Furthermore, the industries in the future will still be run by us Generation X's. We're a ruthless and unforgiving generation who has been trained to be very unsentimental in work matters. The burden will be upon the debt-ridden Generation Y and the Millenials to wrestle the thought leadership from the Generation X's - it would not be ceded more easily.
So i think that a liberal arts education will widen the generation gap between Singaporeans.
I believe that way forward for a liberal arts college should be the opposite of what the West has intended for their people.

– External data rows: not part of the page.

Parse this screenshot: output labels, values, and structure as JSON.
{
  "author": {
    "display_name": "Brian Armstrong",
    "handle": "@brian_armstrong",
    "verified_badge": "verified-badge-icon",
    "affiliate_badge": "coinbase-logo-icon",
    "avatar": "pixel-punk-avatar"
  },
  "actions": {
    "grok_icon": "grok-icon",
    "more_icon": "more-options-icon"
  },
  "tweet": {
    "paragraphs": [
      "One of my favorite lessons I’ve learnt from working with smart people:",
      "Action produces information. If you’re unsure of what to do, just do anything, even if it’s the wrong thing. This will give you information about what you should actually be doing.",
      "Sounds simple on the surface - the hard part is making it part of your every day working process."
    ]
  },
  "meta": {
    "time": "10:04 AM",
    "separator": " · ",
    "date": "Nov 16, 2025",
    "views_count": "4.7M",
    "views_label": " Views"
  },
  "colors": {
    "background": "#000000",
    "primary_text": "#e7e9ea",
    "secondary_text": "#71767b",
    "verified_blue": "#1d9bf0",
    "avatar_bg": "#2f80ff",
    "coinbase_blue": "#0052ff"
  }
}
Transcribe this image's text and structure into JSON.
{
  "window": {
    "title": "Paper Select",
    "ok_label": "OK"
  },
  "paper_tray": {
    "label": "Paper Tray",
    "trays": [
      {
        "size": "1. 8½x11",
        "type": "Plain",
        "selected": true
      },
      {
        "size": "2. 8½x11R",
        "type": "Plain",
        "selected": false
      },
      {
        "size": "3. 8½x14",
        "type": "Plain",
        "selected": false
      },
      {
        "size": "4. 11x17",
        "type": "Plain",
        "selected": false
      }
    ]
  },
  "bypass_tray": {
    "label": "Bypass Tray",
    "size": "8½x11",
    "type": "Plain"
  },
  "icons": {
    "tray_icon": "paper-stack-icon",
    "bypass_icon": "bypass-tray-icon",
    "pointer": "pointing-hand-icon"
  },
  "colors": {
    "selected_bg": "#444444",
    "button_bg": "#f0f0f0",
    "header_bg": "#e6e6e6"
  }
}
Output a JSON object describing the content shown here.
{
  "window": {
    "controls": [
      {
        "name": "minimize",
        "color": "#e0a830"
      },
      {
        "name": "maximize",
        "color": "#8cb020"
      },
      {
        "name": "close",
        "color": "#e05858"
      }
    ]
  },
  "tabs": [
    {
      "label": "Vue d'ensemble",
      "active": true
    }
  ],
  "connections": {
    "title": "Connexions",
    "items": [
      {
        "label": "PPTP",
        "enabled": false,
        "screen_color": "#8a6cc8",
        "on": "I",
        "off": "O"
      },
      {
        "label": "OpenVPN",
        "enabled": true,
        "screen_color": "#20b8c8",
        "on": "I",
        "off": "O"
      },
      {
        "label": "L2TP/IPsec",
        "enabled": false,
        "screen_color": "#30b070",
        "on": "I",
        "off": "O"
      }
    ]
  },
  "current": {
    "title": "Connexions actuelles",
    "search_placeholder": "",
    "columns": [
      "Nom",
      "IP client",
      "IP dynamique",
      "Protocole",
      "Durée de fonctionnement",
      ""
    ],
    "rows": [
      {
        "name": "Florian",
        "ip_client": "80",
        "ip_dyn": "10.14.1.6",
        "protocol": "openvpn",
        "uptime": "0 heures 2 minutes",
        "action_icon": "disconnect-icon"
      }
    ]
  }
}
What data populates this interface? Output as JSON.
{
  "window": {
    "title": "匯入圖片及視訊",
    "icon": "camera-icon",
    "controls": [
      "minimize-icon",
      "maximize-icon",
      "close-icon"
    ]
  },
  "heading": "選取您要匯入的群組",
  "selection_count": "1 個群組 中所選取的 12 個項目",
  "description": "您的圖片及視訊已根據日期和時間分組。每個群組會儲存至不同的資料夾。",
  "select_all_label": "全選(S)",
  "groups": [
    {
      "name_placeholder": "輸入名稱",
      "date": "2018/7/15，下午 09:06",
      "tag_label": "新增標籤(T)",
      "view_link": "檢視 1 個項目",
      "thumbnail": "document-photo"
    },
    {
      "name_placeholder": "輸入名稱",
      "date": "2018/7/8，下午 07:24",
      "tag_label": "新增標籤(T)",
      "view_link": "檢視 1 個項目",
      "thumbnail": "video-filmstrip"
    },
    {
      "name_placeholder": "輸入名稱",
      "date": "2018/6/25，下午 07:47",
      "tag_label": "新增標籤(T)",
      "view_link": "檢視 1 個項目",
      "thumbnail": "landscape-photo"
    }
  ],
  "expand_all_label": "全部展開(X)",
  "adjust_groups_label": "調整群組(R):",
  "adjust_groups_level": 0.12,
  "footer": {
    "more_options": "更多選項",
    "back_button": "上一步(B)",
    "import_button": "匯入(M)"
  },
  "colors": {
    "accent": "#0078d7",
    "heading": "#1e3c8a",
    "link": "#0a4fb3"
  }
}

The Liberal arts should become an alternative to the EMBA, to allow executives who have reached a level of comfort with themselves to learn more about their past and humanize themselves into better managers. The liberal arts multiple and amplify the years of wisdom already gained by engaging in the workforce. It will also open the minds of the folks in the economy who need it the most.
It will also make execution much easier, mid-level executives can afford to pay for the low lecturer-to-student ratios and discussions between working peers can also attain a level of gravitas as yet unattainable from a bunch of young adults. I bet the academics want a more mature discussion too with cases drawn directly from the working world.
I hope that the Universities will consider making the liberal arts a postgraduate qualification, where senior managers will come back to school to re-school themselves in grammar, logic and public speaking.
Because if you look at the quality of Singapore management today, we're in a dire need for self-improvement.